One of the major conclusions from this research was that young Nicaraguans learning about the Sandinista Revolution felt they could not trust traditional secondary sources such as monuments or text books. These sources were tampered with by constantly shifting political ideologies. Instead, these young people relied on the subjective but authentic firsthand accounts from parents and neighbors. This reminded me of the oral history archive, a compilation of thousands of subjective but authentic primary sources.

Through my ISP advisor and my program director, I learned that this oral history archive was just sitting there in the basement. The institute had been preserving the cassettes for many decades, but without funding and personnel, they were unable to make the unique collection accessible.

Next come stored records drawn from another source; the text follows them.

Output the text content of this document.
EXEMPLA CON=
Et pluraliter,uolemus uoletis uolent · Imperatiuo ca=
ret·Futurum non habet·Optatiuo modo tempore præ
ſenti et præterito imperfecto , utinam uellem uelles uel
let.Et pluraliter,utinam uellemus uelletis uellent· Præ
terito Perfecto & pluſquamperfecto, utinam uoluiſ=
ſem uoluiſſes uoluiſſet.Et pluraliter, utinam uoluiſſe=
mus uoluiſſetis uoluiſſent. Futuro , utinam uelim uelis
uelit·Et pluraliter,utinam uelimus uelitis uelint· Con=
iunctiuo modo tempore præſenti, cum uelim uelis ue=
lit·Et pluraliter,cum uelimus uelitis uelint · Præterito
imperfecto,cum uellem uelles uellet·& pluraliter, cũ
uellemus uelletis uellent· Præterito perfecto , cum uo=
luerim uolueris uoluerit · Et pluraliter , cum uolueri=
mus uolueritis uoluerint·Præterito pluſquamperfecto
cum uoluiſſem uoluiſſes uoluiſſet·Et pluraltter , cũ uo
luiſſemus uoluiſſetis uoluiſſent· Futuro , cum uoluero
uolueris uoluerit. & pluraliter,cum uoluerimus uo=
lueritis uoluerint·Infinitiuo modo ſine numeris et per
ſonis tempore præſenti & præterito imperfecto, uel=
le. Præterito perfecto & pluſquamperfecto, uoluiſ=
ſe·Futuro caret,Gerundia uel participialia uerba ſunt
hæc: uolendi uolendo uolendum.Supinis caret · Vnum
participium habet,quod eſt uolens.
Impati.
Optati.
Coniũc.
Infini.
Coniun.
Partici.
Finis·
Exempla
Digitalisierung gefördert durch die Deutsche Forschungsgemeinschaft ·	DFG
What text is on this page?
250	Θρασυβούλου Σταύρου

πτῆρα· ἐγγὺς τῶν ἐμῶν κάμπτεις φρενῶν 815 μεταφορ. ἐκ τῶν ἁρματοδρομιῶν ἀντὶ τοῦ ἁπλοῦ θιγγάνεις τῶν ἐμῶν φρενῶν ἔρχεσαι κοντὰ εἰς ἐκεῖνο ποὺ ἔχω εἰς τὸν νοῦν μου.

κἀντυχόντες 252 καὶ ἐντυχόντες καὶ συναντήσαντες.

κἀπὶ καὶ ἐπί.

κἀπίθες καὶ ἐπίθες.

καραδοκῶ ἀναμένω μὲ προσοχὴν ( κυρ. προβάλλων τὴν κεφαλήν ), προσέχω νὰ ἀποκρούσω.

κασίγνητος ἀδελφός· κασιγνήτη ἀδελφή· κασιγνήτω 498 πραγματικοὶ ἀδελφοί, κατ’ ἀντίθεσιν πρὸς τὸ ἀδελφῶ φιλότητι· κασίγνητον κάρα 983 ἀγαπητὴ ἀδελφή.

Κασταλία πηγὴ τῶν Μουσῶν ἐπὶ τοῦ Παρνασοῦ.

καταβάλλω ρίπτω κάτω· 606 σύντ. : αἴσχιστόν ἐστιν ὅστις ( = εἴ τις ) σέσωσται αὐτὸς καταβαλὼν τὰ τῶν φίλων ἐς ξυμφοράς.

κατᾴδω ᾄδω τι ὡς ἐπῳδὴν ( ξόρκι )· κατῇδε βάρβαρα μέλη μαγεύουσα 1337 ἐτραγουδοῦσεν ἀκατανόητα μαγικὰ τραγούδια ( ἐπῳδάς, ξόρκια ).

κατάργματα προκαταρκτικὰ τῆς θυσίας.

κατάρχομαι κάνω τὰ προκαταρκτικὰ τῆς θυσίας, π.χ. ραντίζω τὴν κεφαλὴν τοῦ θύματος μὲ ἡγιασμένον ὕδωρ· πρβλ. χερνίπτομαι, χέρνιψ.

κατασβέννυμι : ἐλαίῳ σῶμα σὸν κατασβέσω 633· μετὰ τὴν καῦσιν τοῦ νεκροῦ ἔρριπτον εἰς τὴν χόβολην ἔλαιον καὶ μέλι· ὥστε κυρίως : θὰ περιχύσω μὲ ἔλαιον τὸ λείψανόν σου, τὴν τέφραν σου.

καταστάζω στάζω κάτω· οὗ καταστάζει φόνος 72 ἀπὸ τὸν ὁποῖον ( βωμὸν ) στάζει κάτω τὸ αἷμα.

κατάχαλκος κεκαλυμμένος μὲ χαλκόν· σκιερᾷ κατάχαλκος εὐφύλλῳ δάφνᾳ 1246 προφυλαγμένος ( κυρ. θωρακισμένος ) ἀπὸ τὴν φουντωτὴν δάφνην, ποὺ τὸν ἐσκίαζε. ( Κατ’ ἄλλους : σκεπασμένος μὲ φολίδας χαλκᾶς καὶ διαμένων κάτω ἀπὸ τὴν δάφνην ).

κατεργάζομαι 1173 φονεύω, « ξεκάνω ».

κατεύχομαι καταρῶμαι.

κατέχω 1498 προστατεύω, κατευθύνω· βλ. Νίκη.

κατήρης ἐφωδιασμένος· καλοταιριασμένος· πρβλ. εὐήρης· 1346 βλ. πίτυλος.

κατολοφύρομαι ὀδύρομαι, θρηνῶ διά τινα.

I approached the scholar development representative at Tufts and she suggested the Fulbright grant as an opportunity to receive the necessary funding to realize this project.  The Fulbright Committee seemed to agree on the importance of this project and approved my application.

What does the future of this project look like to you?

 This project will go well beyond my 10 months here. The objectives – to digitize, restore, and make accessible – will likely take another 18 months to complete. Right now, I am focused on digitizing the tapes and establishing an editing process to improve the sound quality of the tapes. I am also helping lay out the following steps, which will include transcribing all of the cassettes, writing content summaries with keywords, and uploading the cassettes and transcripts to a multimedia database.

Then there will be a process of selection of which cassettes can safely be made publicly accessible. Not only is it necessary to curate a selection of the almost 7,000 cassettes, but these cassettes include the delicate political views of people who are alive, along with all their personal information such as full name and address. Making this archive accessible will be a sensitive and thoughtful process. But I hope this will all lead to an explosion of academic and artistic projects. I see hundreds of potential investigations that could utilize this archive, from historical to psychological to anthropological and sociological. This huge sampling of individuals in such a unique time period offers a remarkable opportunity for academia. Additionally I hope to encourage artistic collaborations such as musicians sampling the audio, or theater pieces inspired by these real testimonies. The possibilities are infinite.